Boston has said that requiring it to open the flagpole to "all comers" could force it to raise flags promoting division or intolerance, such as a swastika or a terrorist group.
The Supreme Court, which has a 6-3 conservative majority, has taken an expansive view of religious rights and has been increasingly receptive to arguments that governments are acting with hostility toward religion.
At issue was whether the flagpole became a public forum meriting free speech protections under the first amendment to bar discrimination based on viewpoint, as the plaintiffs claimed, or whether it represented merely a conduit for government speech not warranting such protection, as Boston claimed.
Breyer, who is retiring at the end of the court's current term, wrote that Boston's "lack of meaningful involvement in the selection of flags or the crafting of their messages leads us to classify the flag raisings as private, not government, speech".

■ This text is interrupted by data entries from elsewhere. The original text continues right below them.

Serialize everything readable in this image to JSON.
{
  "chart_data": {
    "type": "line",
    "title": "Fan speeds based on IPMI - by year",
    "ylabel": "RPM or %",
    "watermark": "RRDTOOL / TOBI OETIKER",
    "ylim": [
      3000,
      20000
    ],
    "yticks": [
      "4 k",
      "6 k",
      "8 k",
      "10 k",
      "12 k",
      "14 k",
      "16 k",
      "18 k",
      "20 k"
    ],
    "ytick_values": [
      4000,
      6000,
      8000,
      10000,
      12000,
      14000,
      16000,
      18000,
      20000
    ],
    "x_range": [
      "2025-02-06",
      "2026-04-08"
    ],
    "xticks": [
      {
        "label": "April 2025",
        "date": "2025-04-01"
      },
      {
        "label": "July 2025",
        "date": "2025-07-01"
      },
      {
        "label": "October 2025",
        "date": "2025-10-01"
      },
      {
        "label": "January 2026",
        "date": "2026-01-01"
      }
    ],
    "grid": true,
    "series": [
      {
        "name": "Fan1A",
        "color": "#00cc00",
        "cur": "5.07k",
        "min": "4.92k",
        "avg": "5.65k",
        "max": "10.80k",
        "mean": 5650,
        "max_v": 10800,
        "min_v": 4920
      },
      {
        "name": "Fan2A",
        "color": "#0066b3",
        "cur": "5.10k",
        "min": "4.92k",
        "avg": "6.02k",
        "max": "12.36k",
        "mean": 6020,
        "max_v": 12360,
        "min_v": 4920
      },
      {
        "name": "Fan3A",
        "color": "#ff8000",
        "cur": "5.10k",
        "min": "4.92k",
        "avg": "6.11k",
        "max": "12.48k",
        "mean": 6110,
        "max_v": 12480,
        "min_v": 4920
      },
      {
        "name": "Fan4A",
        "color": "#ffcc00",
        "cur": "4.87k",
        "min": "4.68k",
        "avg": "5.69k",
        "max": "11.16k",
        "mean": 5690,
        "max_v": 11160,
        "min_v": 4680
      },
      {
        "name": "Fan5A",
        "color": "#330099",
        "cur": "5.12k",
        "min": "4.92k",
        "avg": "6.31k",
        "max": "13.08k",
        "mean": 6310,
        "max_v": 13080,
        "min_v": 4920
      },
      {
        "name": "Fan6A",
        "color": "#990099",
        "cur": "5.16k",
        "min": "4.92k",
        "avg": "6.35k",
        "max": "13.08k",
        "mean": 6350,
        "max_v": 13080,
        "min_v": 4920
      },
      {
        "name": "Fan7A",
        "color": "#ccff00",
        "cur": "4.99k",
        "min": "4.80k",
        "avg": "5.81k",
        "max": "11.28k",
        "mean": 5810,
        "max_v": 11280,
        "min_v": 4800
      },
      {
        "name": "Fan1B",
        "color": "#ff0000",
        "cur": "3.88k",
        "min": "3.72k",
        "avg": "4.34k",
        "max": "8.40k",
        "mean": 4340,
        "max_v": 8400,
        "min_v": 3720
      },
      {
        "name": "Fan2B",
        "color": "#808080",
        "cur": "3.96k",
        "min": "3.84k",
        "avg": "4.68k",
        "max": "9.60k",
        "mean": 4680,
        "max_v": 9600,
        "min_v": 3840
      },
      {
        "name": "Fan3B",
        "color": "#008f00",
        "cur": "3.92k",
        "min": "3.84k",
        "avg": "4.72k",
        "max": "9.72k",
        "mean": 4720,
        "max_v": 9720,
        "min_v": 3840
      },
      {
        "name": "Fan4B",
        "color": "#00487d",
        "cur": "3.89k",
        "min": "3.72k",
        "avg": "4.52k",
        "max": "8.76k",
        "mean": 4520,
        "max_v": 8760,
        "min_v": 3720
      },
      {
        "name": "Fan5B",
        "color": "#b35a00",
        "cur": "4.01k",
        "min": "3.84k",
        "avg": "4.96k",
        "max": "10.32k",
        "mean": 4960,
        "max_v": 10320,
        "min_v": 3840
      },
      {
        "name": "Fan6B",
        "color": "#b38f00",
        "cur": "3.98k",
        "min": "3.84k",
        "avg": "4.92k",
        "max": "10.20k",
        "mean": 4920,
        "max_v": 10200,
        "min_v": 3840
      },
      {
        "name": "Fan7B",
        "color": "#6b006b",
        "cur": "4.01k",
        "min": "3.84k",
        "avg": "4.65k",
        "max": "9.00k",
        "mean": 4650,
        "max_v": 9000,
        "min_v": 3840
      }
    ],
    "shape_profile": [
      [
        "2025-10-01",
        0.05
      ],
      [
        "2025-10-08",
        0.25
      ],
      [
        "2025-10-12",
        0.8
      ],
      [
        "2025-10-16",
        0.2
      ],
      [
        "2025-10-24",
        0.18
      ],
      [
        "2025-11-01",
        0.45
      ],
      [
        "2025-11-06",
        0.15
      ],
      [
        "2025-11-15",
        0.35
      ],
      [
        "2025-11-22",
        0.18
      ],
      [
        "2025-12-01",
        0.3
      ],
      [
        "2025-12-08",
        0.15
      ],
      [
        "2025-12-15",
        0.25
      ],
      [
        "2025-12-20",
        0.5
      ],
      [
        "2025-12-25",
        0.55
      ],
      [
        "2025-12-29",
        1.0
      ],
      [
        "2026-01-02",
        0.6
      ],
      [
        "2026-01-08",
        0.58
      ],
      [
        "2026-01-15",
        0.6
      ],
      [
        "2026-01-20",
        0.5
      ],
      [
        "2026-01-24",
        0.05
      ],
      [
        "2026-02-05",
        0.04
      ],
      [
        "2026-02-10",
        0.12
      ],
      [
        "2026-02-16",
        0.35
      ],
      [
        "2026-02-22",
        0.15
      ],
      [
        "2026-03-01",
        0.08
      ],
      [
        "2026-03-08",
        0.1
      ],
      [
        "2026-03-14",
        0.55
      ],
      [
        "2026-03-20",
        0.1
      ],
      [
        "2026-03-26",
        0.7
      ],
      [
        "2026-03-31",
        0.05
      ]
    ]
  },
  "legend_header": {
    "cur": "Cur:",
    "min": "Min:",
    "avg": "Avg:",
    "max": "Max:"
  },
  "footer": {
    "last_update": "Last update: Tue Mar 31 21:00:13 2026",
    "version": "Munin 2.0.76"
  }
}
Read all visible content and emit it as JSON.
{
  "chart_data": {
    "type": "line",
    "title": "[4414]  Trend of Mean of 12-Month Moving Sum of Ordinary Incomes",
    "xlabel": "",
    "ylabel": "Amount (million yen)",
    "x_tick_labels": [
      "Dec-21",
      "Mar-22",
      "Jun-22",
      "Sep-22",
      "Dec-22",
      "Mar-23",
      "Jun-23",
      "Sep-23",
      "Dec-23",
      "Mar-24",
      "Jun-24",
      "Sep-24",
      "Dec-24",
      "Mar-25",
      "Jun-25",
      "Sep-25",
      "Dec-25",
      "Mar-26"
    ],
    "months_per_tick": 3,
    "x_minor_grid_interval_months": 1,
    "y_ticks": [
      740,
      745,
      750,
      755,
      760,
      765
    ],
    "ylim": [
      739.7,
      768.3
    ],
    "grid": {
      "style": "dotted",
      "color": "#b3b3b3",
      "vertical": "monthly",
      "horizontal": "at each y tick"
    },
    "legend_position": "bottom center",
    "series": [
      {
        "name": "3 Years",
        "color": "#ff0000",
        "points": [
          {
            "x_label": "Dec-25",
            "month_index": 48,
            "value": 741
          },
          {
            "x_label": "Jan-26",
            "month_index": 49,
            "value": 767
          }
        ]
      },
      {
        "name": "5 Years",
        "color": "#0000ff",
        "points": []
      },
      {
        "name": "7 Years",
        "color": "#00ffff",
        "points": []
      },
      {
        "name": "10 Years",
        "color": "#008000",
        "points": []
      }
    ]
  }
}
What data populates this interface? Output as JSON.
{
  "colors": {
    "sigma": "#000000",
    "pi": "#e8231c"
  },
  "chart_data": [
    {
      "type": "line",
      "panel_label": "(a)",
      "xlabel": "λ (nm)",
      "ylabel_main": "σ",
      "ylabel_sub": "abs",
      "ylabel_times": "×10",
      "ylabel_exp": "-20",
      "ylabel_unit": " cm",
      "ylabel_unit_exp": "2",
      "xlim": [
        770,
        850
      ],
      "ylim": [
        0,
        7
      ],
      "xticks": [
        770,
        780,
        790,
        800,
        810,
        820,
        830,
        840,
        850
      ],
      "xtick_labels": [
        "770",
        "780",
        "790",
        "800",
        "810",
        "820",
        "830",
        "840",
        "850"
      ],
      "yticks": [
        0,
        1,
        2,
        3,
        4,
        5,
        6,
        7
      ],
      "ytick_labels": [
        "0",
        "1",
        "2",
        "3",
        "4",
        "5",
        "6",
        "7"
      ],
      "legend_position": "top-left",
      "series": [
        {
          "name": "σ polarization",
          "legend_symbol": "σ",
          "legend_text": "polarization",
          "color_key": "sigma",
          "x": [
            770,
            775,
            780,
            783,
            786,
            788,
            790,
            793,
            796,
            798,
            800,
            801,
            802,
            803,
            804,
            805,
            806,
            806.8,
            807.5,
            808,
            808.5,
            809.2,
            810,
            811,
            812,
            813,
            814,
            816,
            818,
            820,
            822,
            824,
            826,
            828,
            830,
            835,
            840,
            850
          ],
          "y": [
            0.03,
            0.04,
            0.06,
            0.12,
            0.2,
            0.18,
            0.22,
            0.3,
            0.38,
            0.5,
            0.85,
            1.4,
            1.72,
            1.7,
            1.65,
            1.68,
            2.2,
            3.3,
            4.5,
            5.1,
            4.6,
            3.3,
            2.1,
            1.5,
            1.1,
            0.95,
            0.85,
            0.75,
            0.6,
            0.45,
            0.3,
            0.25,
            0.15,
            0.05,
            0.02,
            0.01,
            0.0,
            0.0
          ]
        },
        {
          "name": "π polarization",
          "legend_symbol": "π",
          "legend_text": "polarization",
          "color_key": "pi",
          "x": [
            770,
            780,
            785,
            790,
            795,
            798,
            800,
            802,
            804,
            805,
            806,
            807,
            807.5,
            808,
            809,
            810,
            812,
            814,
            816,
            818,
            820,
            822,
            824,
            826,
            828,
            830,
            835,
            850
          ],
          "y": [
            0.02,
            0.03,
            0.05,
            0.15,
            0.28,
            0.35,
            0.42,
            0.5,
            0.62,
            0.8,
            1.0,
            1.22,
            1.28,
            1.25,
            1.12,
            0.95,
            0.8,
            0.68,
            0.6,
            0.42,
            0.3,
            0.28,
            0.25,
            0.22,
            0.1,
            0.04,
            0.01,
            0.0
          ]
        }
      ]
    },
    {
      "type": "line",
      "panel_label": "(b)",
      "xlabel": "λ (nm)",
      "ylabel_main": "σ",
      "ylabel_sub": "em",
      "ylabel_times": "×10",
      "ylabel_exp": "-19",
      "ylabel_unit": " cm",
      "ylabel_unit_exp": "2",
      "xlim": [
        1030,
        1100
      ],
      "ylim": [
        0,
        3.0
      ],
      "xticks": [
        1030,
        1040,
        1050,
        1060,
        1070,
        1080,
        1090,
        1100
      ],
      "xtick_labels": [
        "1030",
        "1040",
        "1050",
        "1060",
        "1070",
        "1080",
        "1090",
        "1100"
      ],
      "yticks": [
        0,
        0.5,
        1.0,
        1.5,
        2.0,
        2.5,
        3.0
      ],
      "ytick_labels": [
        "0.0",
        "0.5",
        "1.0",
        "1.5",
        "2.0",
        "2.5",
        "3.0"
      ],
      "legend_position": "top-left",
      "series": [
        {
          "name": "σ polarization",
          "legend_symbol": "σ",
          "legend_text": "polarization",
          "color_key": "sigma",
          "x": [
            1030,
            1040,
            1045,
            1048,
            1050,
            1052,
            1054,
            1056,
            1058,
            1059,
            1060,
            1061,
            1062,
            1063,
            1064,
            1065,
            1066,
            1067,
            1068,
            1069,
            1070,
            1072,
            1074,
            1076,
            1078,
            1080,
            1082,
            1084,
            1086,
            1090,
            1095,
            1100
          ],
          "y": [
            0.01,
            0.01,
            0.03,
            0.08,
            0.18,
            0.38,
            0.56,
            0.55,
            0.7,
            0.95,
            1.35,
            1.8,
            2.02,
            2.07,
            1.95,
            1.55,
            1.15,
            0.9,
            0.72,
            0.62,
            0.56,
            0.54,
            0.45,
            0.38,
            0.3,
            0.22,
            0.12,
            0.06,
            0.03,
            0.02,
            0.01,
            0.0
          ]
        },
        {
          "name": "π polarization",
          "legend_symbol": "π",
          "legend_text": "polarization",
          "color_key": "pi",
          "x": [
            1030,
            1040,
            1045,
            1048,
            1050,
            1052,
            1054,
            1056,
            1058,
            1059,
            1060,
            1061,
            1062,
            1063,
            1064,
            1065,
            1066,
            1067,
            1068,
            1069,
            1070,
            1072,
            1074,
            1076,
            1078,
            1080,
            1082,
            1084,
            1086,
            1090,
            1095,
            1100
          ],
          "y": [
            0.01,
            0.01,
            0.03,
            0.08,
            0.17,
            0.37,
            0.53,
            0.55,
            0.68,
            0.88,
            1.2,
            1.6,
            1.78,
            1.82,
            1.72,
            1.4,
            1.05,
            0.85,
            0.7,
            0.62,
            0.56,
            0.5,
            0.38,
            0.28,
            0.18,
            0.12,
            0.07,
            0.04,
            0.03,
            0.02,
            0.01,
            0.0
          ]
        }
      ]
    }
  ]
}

Denying Camp Constitution's request "discriminated based on religious viewpoint" and violated the first amendment's free speech protections, Breyer added.
In a concurring opinion, conservative Justices Samuel Alito, Clarence Thomas and Neil Gorsuch agreed with the outcome of the case but not Breyer's reasoning, which they suggested may not always ferret out when a government is "surreptitiously engaged" in censorship of private speech.
The dispute arose over Boston's practise of allowing private groups to hold flag-raising events using one of three flagpoles on the plaza in front of City Hall.
From 2005 to 2017, Boston approved all 284 applications it received before rebuffing Camp Constitution.
The vast majority of flags were those of foreign countries but also included one commemorating LGBT Pride in Boston.